Facebook Twitter



One by one, baseball owners started deviating from the party line just before the baseball strike began.

First it was New York Yankees' owner George Steinbrenner, then Cincinnati's Marge Schott, then Baltimore's Peter Angelos, then Colorado's Jerry McMorris.The four owners on Thursday made the first breaks in what had previously been a unified front by baseball's owners. They either showed the first signs of independent thinking or outright rebellion. Take your pick.

Steinbrenner boldly declared in New York that management's argument of competitive balance problems "doesn't wash" and insisted that owners be allowed at the bargaining table.

Schott questioned the experience of Richard Ravitch, the owners' negotiator.

Angelos, in Baltimore, suggested the owners drop their threat to unilaterally impose a salary cap, and the players in turn abandon their plans for a lengthy strike.

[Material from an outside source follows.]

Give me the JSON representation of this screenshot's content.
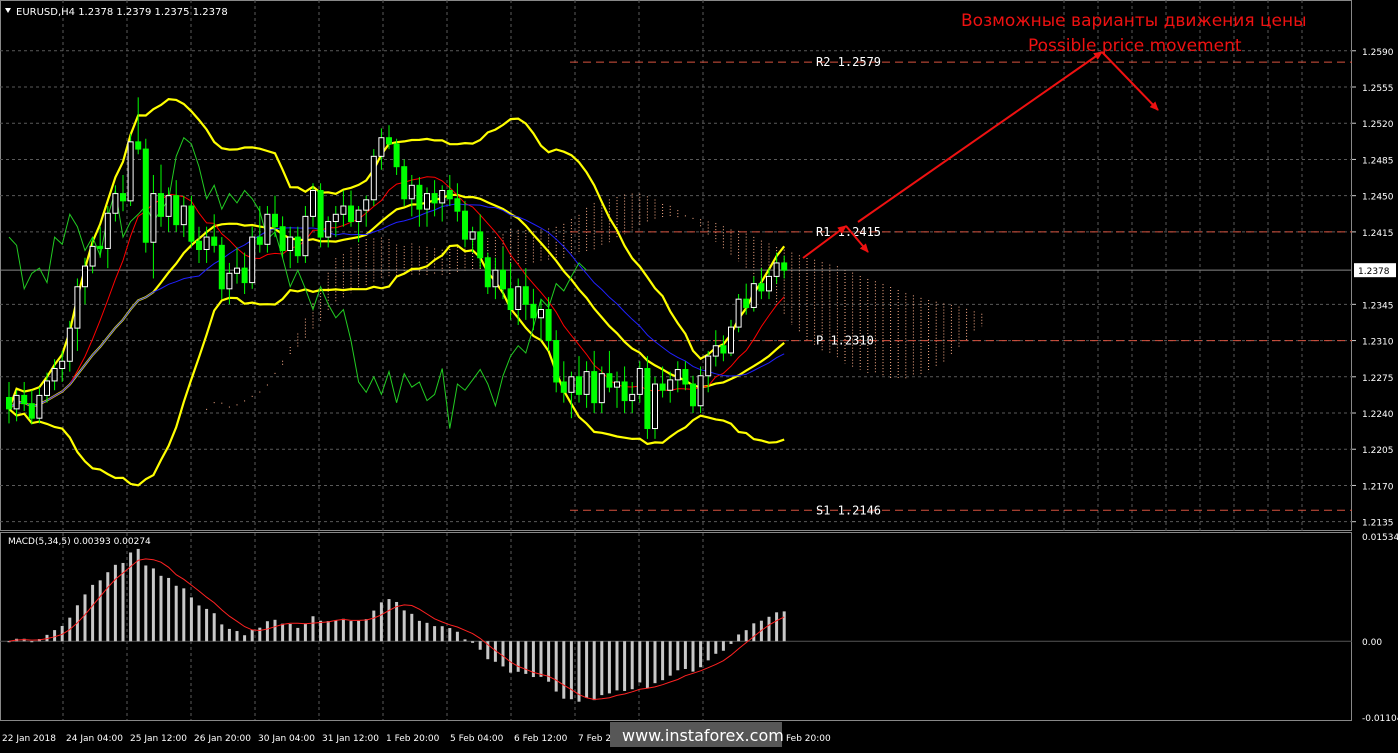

Finally, McMorris termed the salary cap a negotiable issue and offered to bring his considerable experience at the bargaining table to the baseball talks.

"I think we could negotiate a settlement that did not include a salary cap," McMorris said after his Rockies bowed to Atlanta 13-0 Thursday in what could be the final baseball game at Mile High Stadium.

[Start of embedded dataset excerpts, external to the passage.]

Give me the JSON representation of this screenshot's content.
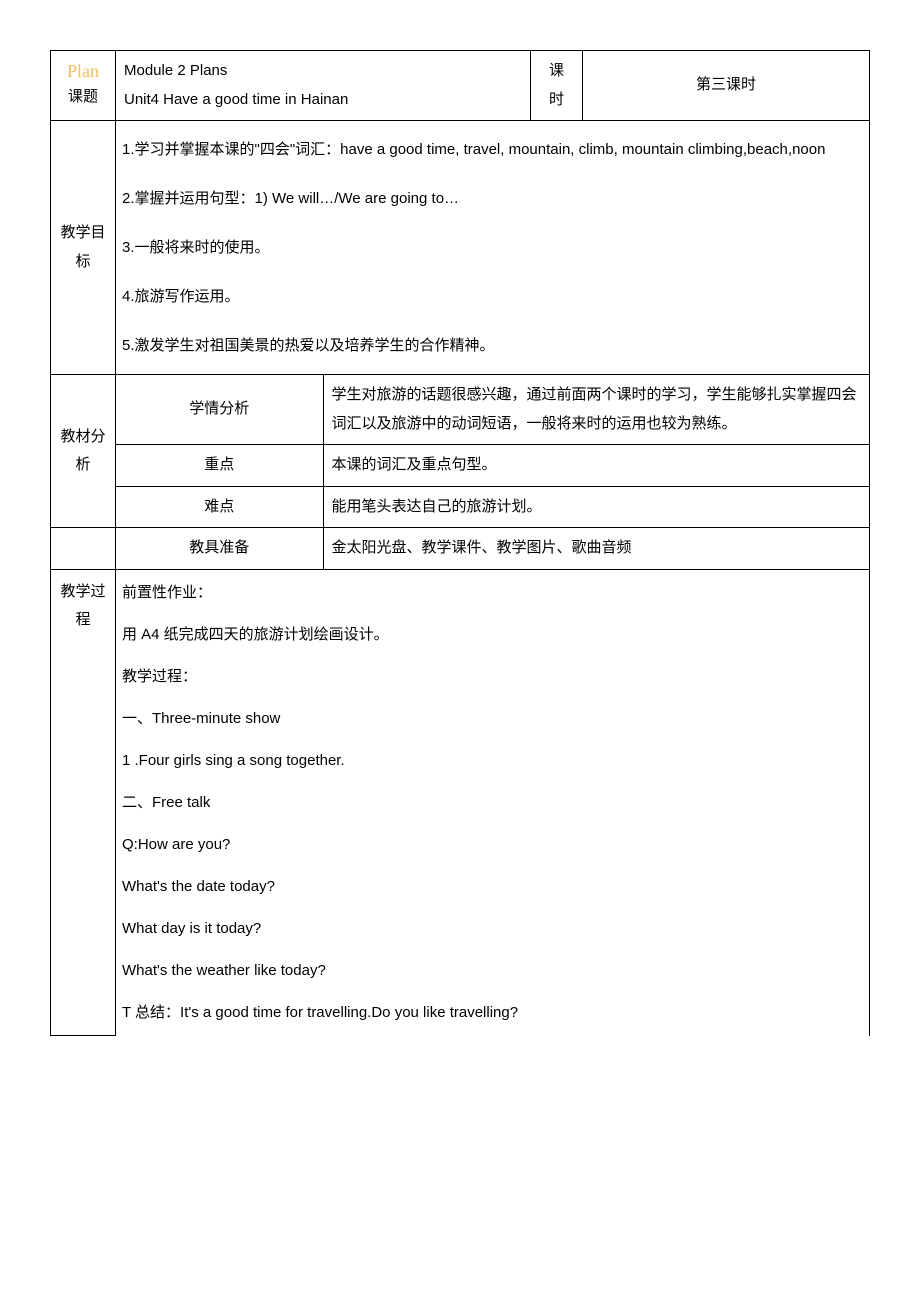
{
  "header": {
    "watermark": "Plan",
    "topic_label": "课题",
    "module_line": "Module 2 Plans",
    "unit_line": "Unit4 Have a good time in Hainan",
    "period_label_1": "课",
    "period_label_2": "时",
    "period_value": "第三课时"
  },
  "goals": {
    "label": "教学目标",
    "items": [
      "1.学习并掌握本课的\"四会\"词汇：have a good time, travel, mountain, climb, mountain climbing,beach,noon",
      "2.掌握并运用句型：1) We will…/We are going to…",
      "3.一般将来时的使用。",
      "4.旅游写作运用。",
      "5.激发学生对祖国美景的热爱以及培养学生的合作精神。"
    ]
  },
  "analysis": {
    "label": "教材分析",
    "rows": [
      {
        "sub": "学情分析",
        "text": "学生对旅游的话题很感兴趣，通过前面两个课时的学习，学生能够扎实掌握四会词汇以及旅游中的动词短语，一般将来时的运用也较为熟练。"
      },
      {
        "sub": "重点",
        "text": "本课的词汇及重点句型。"
      },
      {
        "sub": "难点",
        "text": "能用笔头表达自己的旅游计划。"
      }
    ],
    "tools": {
      "sub": "教具准备",
      "text": "金太阳光盘、教学课件、教学图片、歌曲音频"
    }
  },
  "process": {
    "label": "教学过程",
    "lines": [
      {
        "text": "前置性作业：",
        "indent": false
      },
      {
        "text": "用 A4 纸完成四天的旅游计划绘画设计。",
        "indent": false
      },
      {
        "text": "教学过程：",
        "indent": false
      },
      {
        "text": "一、Three-minute show",
        "indent": false
      },
      {
        "text": "1 .Four girls sing a song together.",
        "indent": false
      },
      {
        "text": "二、Free talk",
        "indent": false
      },
      {
        "text": "Q:How are you?",
        "indent": false
      },
      {
        "text": "What's the date today?",
        "indent": true
      },
      {
        "text": "What day is it today?",
        "indent": true
      },
      {
        "text": "What's the weather like today?",
        "indent": true
      },
      {
        "text": "T 总结：It's a good time for travelling.Do you like travelling?",
        "indent": false
      }
    ]
  }
}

"The offer that we presented the players included a salary cap, but it was a very comprehensive offer. We never got a counter-offer. The counter we got just said `we don't want to change anything, we don't want to address any of the problems, we just want more of the same.'

"I feel the salary cap is a negotiable issue because, let's be realistic, this is all about simple economics. It's all a balance. There has to be a change in the economic system and some sanity."

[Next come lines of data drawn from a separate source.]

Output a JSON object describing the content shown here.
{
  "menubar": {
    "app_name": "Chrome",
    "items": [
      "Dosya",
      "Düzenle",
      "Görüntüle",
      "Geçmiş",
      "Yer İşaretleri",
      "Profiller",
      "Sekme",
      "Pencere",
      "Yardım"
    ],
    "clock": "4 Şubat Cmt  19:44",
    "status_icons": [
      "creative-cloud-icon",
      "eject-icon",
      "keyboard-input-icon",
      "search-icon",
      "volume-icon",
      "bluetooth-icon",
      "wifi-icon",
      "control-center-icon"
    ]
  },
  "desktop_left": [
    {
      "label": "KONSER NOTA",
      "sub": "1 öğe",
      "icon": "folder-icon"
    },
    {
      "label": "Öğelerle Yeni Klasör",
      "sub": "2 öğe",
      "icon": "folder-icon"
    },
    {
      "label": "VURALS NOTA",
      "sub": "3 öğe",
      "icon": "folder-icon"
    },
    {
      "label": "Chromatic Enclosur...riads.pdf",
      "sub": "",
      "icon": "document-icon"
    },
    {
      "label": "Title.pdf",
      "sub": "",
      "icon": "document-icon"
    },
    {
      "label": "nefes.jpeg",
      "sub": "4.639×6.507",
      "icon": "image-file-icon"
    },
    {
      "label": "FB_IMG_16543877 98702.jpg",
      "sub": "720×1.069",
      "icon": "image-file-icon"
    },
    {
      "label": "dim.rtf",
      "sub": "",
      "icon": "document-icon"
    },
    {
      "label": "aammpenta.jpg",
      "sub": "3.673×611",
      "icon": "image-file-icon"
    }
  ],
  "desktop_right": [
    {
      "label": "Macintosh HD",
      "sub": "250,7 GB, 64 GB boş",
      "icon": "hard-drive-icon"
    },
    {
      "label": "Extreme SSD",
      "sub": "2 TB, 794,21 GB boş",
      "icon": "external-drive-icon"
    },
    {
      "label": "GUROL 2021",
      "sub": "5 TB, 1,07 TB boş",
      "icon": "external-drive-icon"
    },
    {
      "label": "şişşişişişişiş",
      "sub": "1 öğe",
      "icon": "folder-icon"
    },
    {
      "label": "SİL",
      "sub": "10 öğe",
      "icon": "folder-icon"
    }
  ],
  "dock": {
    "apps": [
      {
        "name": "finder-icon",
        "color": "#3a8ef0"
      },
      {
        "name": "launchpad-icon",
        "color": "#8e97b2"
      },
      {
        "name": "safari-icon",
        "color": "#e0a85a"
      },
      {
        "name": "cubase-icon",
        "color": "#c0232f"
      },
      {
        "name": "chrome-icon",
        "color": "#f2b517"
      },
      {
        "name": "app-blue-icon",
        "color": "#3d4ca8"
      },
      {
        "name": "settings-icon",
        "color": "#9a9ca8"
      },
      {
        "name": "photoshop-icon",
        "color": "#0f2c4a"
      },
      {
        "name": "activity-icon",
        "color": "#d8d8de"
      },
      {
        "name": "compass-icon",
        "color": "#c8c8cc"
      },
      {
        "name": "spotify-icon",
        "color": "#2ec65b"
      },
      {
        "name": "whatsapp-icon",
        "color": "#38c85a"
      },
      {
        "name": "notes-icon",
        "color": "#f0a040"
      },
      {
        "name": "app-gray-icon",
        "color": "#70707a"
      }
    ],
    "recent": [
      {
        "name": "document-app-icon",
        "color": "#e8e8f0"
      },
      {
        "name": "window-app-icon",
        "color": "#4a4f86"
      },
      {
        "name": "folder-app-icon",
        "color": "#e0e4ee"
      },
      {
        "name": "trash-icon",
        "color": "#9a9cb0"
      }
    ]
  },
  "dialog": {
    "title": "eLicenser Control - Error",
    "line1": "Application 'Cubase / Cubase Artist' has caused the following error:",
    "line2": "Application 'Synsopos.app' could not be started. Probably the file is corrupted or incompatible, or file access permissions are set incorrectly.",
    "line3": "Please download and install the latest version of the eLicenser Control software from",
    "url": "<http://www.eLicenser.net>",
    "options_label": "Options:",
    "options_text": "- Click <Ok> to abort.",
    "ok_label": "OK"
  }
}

McMorris expressed disappointment that neither Donald Fehr of the union nor Ravitch of management "seem to be able to get this thing (negotiations) started. I'd like to see it begin."

He offered his services at the bargaining table, noting his experience as a trucking company magnate in talks with the Teamsters. McMorris earned a reputation as a tough but fair negotiator, and brags that in eight contract talks he never had a strike.

"I think I could help bring some experience, and I would hope that I would bring a fresher perspective that doesn't perhaps have a whole lot of built-in prejudices to the existing system or a new system," he said.

Schott questioned the experience of Ravitch, who led New York City's Metropolitan Transit Authority through an 11-day strike in 1980.

"I don't know if he's ever had any experience with unions," she told Cincinnati radio station WLW. "I don't think so. It takes a certain person. We'll see what he does."

Angelos said that in talks with owners, whom he wouldn't identify, he sensed a movement to alter owners' insistence on a salary cap.

Noting the break in owner solidarity by the threesome, Angelos said, "I expect tomorrow and the days ahead we'll be hearing from more of them."

Angelos asked the owners to open their books for review by an independent commission.

"The owners' position that a salary cap is absolutely necessary is based on the premise that there is a financial crisis. "If there is such a crisis, it's incumbent upon the owners to prove it without a doubt," Angelos said.

He also suggested that Fehr and Ravitch should iron out their personal differences for the good of the game, saying their egos and personalities are obscuring the issues.

Steinbrenner's statements directly contradict the assertions made to players by Ravitch, but he insisted later that he wasn't breaking ranks with other owners.

"Look at Montreal," the Philadelphia Inquirer quoted Steinbrenner as saying. "The best record in baseball is the team with the second-lowest payroll. So you can shoot that theory right in the butt. Look at Minnesota, they've won twice since we won. He's got to get off that argument. It doesn't wash."

Ravitch repeated Wednesday that owners don't need a salary cap because of inability to pay but because they foresee growing competitive balance problems between large- and small-market clubs.

"Maybe they just don't support baseball in Montreal," Steinbrenner was quoted as saying in today's editions of The New York Times. "In that context, it's like any good business. Year after year if your store doesn't get customers, you move it or you close it."

Ravitch also said owners had taken the position they wouldn't be allowed at bargaining sessions. None have appeared so far.

"We must get ownership to the table," Steinbrenner said. "We must get people to the table who have considerable financial interest in the game - personal financial interest in the game. Not a bunch of lawyers who are the only ones that are going to make money out of the strike."